United States District Court, S.D. Alabama, Southern Division

April 4, 2019

CITY OF MOBILE, ALABAMA, et al., Defendants.



         Plaintiff, who is proceeding pro se and in forma pauperis (Doc. 11), filed a complaint under 42 U.S.C. § 1983 and the Americans with Disability Act (”ADA”).[1] In screening Plaintiff's complaint, as required by the 28 U.S.C. § 1915(e)(B)(2), the undersigned found deficiencies in his complaint and ordered that he file amended complaints to cure the noted deficiencies in an effort to have a proper complaint before the Court. Pelletier v. Zweifel, 921 F.2d 1465, 1522 (11th Cir. 1991)(requiring a court to “intervene at the earliest possible moment in the proceeding” when faced with a complaint that does not comply with the Federal Rules of Civil Procedure and require the plaintiff to replead his entire case), abrogated on other grounds Douglas Asphalt Co. v. QORE, Inc., 657 F.3d 1146, 1151 (11th Cir. 2011). Because Plaintiff did not comply with the Court's orders to plead a complying amended complaint after being given several opportunities to do so, it is recommended that this action be dismissed with prejudice, prior to service of process, for failure to comply with the Court's orders.

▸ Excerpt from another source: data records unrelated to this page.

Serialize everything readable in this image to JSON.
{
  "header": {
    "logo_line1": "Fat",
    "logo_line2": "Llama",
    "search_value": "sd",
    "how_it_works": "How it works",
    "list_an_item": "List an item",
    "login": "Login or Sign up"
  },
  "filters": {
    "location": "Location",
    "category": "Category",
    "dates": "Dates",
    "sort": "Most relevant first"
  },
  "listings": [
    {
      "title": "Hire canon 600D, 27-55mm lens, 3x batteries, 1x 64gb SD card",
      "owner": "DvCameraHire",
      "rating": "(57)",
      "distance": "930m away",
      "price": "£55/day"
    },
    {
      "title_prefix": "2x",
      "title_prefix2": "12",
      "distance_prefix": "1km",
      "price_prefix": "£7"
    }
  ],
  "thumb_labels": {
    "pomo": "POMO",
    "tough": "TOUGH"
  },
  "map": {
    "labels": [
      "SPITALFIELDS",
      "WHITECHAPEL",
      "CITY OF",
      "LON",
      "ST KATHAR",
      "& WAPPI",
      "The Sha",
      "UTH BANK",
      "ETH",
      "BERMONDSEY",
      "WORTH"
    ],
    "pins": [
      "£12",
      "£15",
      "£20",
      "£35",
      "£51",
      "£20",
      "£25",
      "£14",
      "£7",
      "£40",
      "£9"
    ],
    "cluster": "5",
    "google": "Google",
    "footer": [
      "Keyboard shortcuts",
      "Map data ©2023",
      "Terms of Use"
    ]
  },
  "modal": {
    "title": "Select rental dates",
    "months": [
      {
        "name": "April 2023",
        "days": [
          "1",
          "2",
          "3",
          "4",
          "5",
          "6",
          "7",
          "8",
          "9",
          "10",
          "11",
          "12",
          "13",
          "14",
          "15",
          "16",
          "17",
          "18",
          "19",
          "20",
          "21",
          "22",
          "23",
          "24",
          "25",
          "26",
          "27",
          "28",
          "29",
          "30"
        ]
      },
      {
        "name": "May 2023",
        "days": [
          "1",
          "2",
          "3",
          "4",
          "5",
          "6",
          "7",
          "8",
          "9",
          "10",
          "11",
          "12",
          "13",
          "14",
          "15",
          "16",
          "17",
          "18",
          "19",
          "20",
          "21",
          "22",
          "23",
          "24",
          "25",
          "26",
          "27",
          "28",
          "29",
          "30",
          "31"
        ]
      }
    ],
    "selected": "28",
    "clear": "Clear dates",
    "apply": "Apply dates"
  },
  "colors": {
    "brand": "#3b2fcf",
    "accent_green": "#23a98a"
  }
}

         “A district court has inherent authority to manage its own docket ‘so as to achieve the orderly and expeditious disposition of cases.'” Equity Lifestyle Properties, Inc. v. Florida Mowing & Landscaping Serv., Inc., 556 F.3d 1232, 1240 (11th Cir. 2009)(quoting Chambers v. NASCO, Inc., 501 U.S. 32, 43, 111 S.Ct. 2123, 2132, 115 L.Ed.2d 27 (1991)). The Court's management of cases includes requiring a plaintiff to re-plead a complaint to avoid “the expenditure of much time and effort” by the court and a defendant in deciphering the pleadings as best they can. Pelletier, 921 F.2d at 1522. The objective is to have a complaint that provides fair or adequate notice of plaintiff's claims to the defendants and the court. Weiland v. Palm Beach Cty. Sheriff's Office, 792 F.3d 1313, 1323 (11th Cir. 2015).[2] When a plaintiff does not comply with a court's order, a district court has the discretion to “dismiss a claim if the plaintiff fails to prosecute it or comply with [the Federal Rules of Civil Procedure or] a court order.” Fed.R.Civ.P. 41(b). “‘The power to invoke this sanction is necessary in order to prevent undue delays in the disposition of pending cases and to avoid congestion in the calendars of the District Court.'” Equity Lifestyle Prop., 556 F.3d at 1240 (quoting Durham v. Fla. East Coast Ry. Co., 385 F.2d 366, 367 (5th Cir. 1967)).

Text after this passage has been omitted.